By Marjorie Vaughn
Growing up in the South, I was the only Jewish girl my age in the entire city. Summer camp was one of the ways I connected to my Judaism. I still to this day get the “warm fuzzies” when I hear certain Hebrew tunes, see anything from the Israeli scouts, or hear camp friend names. It makes me smile, thinking about the fun we had, the fun I had, and that everyone was just like me – Jewish.
Once I became a parent, I knew my children would attend Jewish summer camp. I wanted them to have the same “warm fuzzy” memories that I had myself. We had to try a few camps. Every time I sent one of them to a new camp, I would wait with bated breath. Would this be the one that spoke to them like camp had spoken to me? Or would this be another camp to put on the list of ones that were just not the right fit?
Three years ago this past week, I got an e-letter from my child thanking me for sending him to Sci-Tech. He talked during my younger son’s Bar Mitzvah speech about how much he loved camp and how one day he wanted to be on staff. I thought I had accomplished my goal – my child loved camp.

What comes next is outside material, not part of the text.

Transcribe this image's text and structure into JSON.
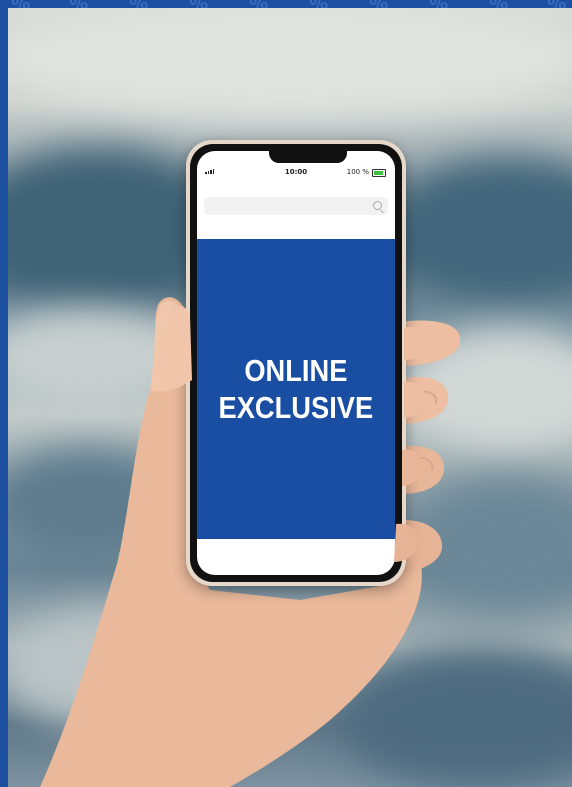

This past January as I registered him for camp, he told me he didn’t want to go. He was having a hard time transitioning back to school and life in a new COVID world. He wanted to go, but he also didn’t want to be away from his family for so long. He was conflicted. We brainstormed communication we could set up with the camp to make him feel comfortable and safe. He said he would only come to camp if he could call me every day, and I knew that wouldn’t work well in the flow of the camp day.
So, I reached out to camp to see if there was any way I could come to camp as a volunteer; to my surprise and delight, Sci-Tech said yes!
This session, both my son and I are at camp. I now see why this camp spoke to both my child and many of the other children here: Sci-Tech is a special place. They don’t have the same songs or activities as my camp experience, but it has what is so important – all the Jewish “warm fuzzies.”
Thank you for being the camp that gives that feeling to my child.